Kıbrıslı Rum lider Nikos Anastasiadis, “Kıbrıs’ın ana bölünme nedeninin Türk askeri, garantiler ve müdahale hakları olduğunu” iddia ederek Crans-Montana’dan kalan çeyizin de uluslararası toplumun, özellikle de AB’nin bunun farkına varmaları olduğunu” öne sürdü.
Fileleftheros, “Manda Olmayacağız… Nikos Anastasiadis Ankara’ya ve Kıbrıs Türk Liderliğine Mesaj Gönderdi” başlıklı haberinde, Anastasiadis’in, Barış Harekâtı’nın yıldönümü olan dün Rum tarafında düzenlenen kınama etkinliklerinde Türk ve Kıbrıs Türk taraflarına mesaj gönderdiğini yazdı.
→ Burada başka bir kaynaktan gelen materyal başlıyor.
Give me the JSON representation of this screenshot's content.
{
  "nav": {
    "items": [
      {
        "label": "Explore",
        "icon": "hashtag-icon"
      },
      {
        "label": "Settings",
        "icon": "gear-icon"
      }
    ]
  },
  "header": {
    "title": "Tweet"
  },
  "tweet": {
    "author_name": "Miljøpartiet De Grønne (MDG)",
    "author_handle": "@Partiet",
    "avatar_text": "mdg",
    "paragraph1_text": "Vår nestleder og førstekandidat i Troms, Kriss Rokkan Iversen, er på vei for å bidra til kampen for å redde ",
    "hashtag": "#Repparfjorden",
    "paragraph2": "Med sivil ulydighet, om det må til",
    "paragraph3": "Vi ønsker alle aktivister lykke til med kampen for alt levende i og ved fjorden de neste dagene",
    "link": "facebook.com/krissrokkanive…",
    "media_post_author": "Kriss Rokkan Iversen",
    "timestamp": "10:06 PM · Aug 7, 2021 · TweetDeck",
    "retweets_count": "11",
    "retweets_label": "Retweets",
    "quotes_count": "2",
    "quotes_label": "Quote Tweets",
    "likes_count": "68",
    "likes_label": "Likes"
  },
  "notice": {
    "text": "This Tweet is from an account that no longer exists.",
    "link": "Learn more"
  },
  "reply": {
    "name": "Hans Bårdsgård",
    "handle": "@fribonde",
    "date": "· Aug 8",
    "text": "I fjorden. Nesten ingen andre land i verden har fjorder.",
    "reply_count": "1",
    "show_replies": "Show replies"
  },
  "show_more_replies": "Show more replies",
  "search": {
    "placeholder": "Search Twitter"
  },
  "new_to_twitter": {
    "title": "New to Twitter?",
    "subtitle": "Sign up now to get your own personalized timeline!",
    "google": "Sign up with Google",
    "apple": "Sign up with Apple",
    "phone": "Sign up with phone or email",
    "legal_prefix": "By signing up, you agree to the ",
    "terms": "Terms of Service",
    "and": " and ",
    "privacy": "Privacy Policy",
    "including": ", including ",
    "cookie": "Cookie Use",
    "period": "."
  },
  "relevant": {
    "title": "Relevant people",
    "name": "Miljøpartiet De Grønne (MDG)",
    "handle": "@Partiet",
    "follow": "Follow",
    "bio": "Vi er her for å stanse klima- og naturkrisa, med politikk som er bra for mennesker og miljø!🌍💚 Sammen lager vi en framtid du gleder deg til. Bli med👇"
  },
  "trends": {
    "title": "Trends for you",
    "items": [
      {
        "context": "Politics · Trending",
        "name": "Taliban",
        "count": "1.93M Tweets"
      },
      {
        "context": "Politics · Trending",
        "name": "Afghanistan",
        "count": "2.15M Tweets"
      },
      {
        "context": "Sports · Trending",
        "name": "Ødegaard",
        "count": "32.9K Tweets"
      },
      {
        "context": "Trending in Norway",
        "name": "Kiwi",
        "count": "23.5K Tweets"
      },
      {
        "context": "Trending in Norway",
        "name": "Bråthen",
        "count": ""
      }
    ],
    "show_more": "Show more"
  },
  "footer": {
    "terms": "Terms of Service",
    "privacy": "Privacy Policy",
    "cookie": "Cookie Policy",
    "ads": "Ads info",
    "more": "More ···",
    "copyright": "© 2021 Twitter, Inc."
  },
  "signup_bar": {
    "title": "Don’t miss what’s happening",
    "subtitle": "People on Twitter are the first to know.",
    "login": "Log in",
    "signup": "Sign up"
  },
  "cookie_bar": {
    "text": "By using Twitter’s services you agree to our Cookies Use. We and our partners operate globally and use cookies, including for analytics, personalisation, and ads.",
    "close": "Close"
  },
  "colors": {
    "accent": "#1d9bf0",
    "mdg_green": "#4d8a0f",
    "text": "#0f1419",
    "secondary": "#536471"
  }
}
Habere göre “Rum tarafının müzakere masasına dönmeye hazır olduğunu” savunan Anastasiadis, bunun için “iyi ön hazırlık yapılmasını” ve “Türkiye ile bir kısım Kıbrıslı Türk’ün zihniyetini ve tezlerini değiştirmesini” şart koştu.Anastasiadis “Kıbrıs’ı üçüncü bir ülkenin mandası haline getirecek müzakereye gitmek niyetinde olmadığını” söyledi, “Biz bağımsızlığımızı ve egemenliğimizi sağlamak istiyoruz” dedi.
Crans-Montana’daki konferansın sonuçlarına da değindiği konuşmasında, sonucun kendileri açısından tatmin edici olmadığını söyleyen Anastasiadis, “iyi niyetimize rağmen Türkiye ve maalesef Kıbrıslı Türk yurttaşlarımızın liderliği, Kıbrıslı Rumların haklı endişelerini ve haklı taleplerini anlamak istemedi” iddiasında bulundu.
Anastasiadis, Kıbrıs Türk tarafından ve Rum tarafındaki bazı siyasi kesimlerden kendisine yapılan eleştirilere cevap verirken “Bütün çabayı, garantilerde ve Türk askerinin daimi kalmasındaki ısrar bir kez daha çıkmaza sürükledi” dedi, ardından özetle şunları ekledi:
“İlk kez tezlerimizin, Genel Sekreter’in mührüyle, bizzat belirlediği müzakere çerçevesi aracılığıyla benimsenmesini başardık. Bu garantilerin kaldırılmasını, müdahale hakkının kaldırılmasını, BM ve AB üyesi bir devletin esaretine son verilmesini öngören çerçevedir.”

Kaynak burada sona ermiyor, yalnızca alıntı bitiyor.